NASA’s Psyche spacecraft It launched this morning at 10:20 a.m. ET and is now headed toward its namesake, the metal-rich asteroid. The long-delayed mission will use an array of scientific instruments to examine the asteroid and determine whether the rocky chunk was the core of a baby planet that never fully formed.
But Psyche’s mission does not end there. The spacecraft also carries out important experiments. It will test future laser technology for sending and receiving large amounts of data to and from distant spacecraft, called the Deep Space Optical Communications Project (DSOC). It is expected to deliver significantly improved data rates with 10 to 100 times the capacity of wireless communications. Currently, radio is the only option for sending and receiving signals in space, but it cannot meet the growing data needs of long-range spacecraft. DSOC could be a game-changer for the next generation of missions, allowing future rovers to send back high-resolution images and Martian astronauts to send videos back home.
“We’re trying to prove that we can achieve very high data rates from as far away as Mars. This will enable the use of higher-resolution scientific instruments, such as mapping Mars. And… “There’s a lot of interest in manned Mars exploration because it requires high bandwidth,” says Abhi Biswas, DSOC project engineer at NASA’s Jet Propulsion Laboratory in Pasadena, California.
The DSOC near-infrared laser transceiver is housed in a tubular sunshade that protrudes from one side of the Psyche spacecraft. The instrument is designed to transmit high-speed data with a 4-watt laser and receive low-speed data from Earth with a photon-counting camera, both through an 8.6-inch aperture telescope.
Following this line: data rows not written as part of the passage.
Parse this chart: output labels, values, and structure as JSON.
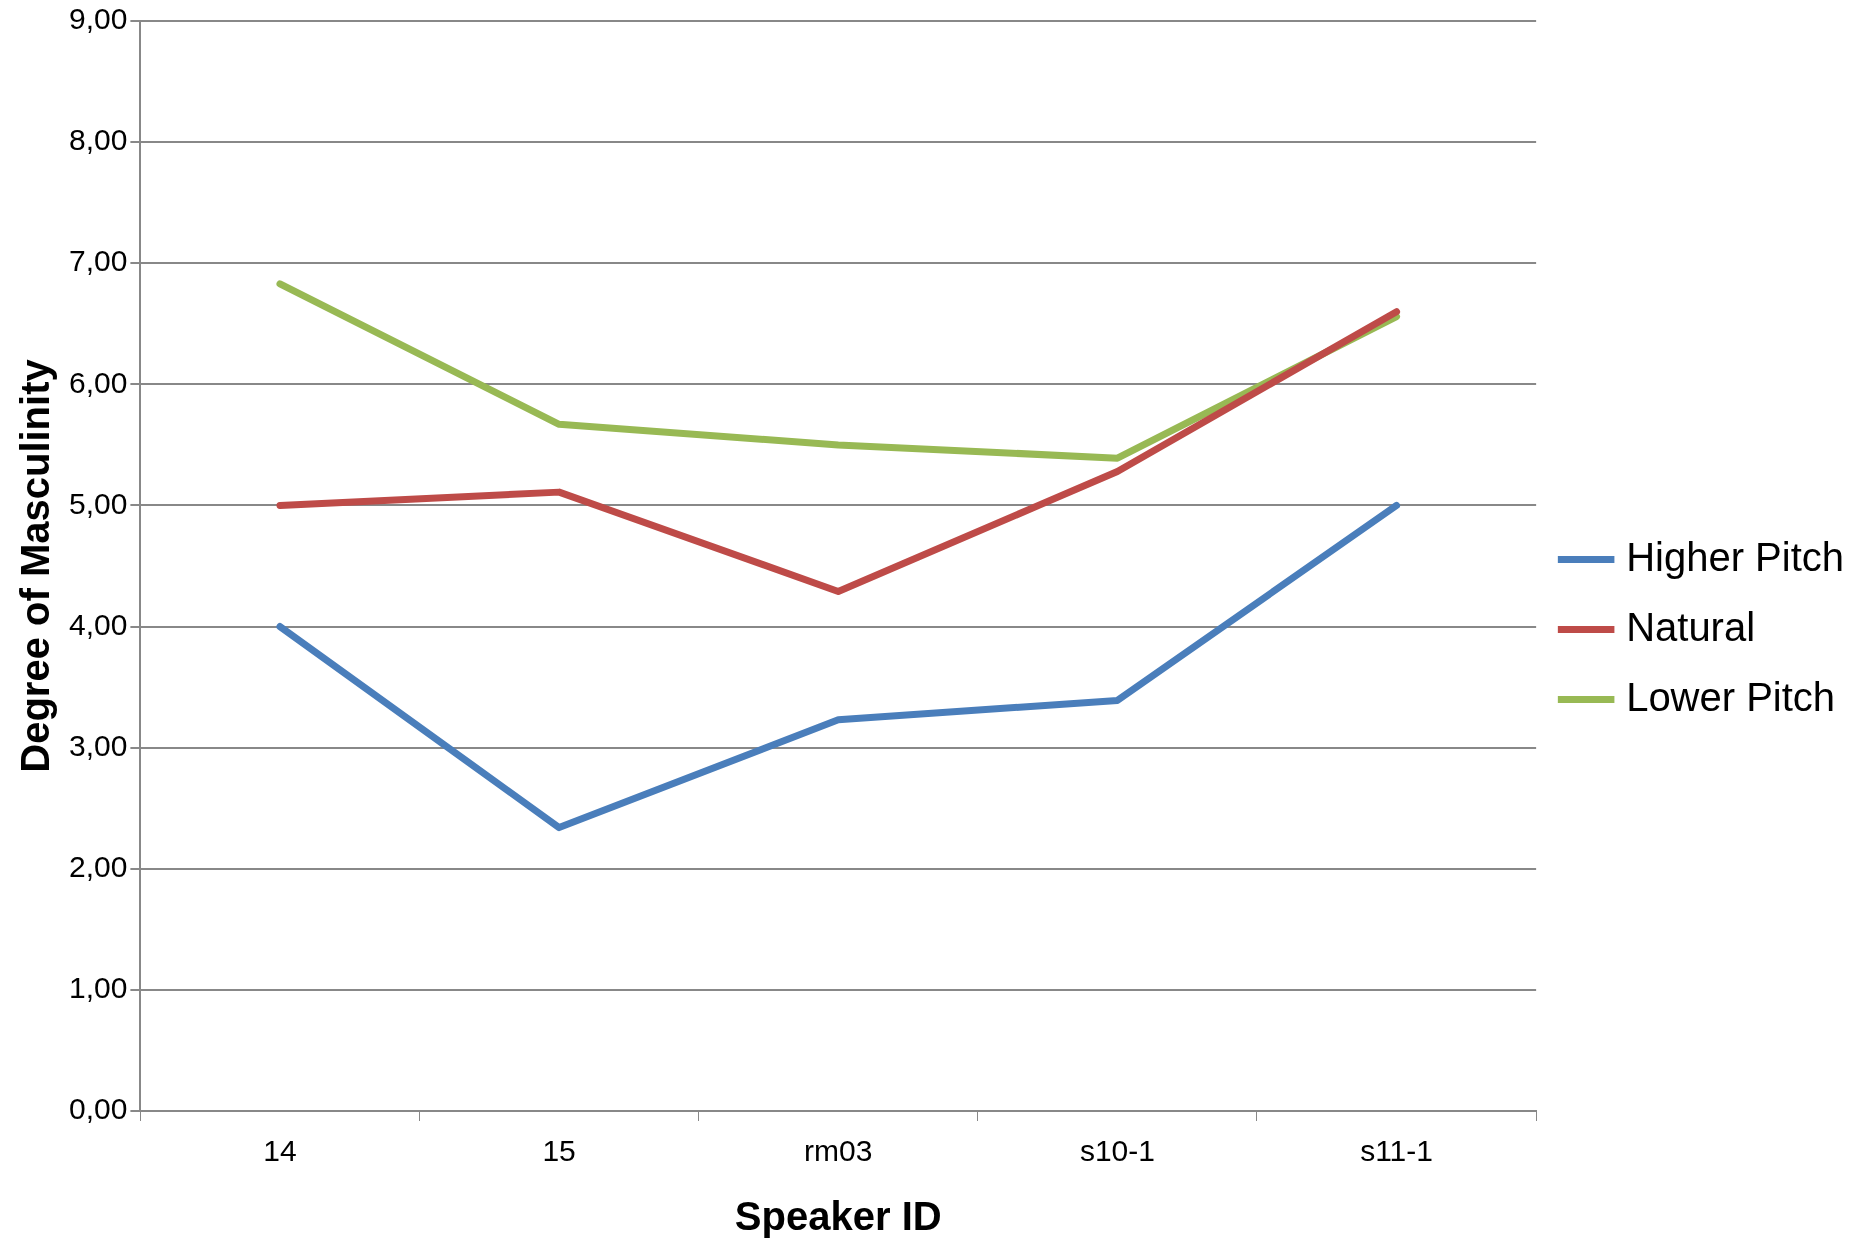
{
  "chart_data": {
    "type": "line",
    "xlabel": "Speaker ID",
    "ylabel": "Degree of Masculinity",
    "categories": [
      "14",
      "15",
      "rm03",
      "s10-1",
      "s11-1"
    ],
    "series": [
      {
        "name": "Higher Pitch",
        "color": "#4a7ebb",
        "values": [
          4.0,
          2.34,
          3.23,
          3.39,
          5.0
        ]
      },
      {
        "name": "Natural",
        "color": "#be4b48",
        "values": [
          5.0,
          5.11,
          4.29,
          5.28,
          6.6
        ]
      },
      {
        "name": "Lower Pitch",
        "color": "#98b954",
        "values": [
          6.83,
          5.67,
          5.5,
          5.39,
          6.56
        ]
      }
    ],
    "ylim": [
      0,
      9
    ],
    "yticks": [
      {
        "value": 0,
        "label": "0,00"
      },
      {
        "value": 1,
        "label": "1,00"
      },
      {
        "value": 2,
        "label": "2,00"
      },
      {
        "value": 3,
        "label": "3,00"
      },
      {
        "value": 4,
        "label": "4,00"
      },
      {
        "value": 5,
        "label": "5,00"
      },
      {
        "value": 6,
        "label": "6,00"
      },
      {
        "value": 7,
        "label": "7,00"
      },
      {
        "value": 8,
        "label": "8,00"
      },
      {
        "value": 9,
        "label": "9,00"
      }
    ],
    "grid": "y",
    "legend": "right",
    "marker": "none",
    "line_style": "solid"
  }
}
Engineers will begin testing the system about 20 days after launch, but this is just a technology demonstration. Psyche’s mission data will be relayed through conventional radio communications. DSOC will send and receive laser signals about once a week during the first two years of the spacecraft’s six-year journey to the asteroid, while engineers test transmitters and detectors. .
Similar technology has previously been used on European Space Agency satellites in geostationary orbit and on NASA’s lunar orbiters. But at a distance of 200 or 300 million miles, this will be the first time such an attempt has been made at a location much farther than the Moon.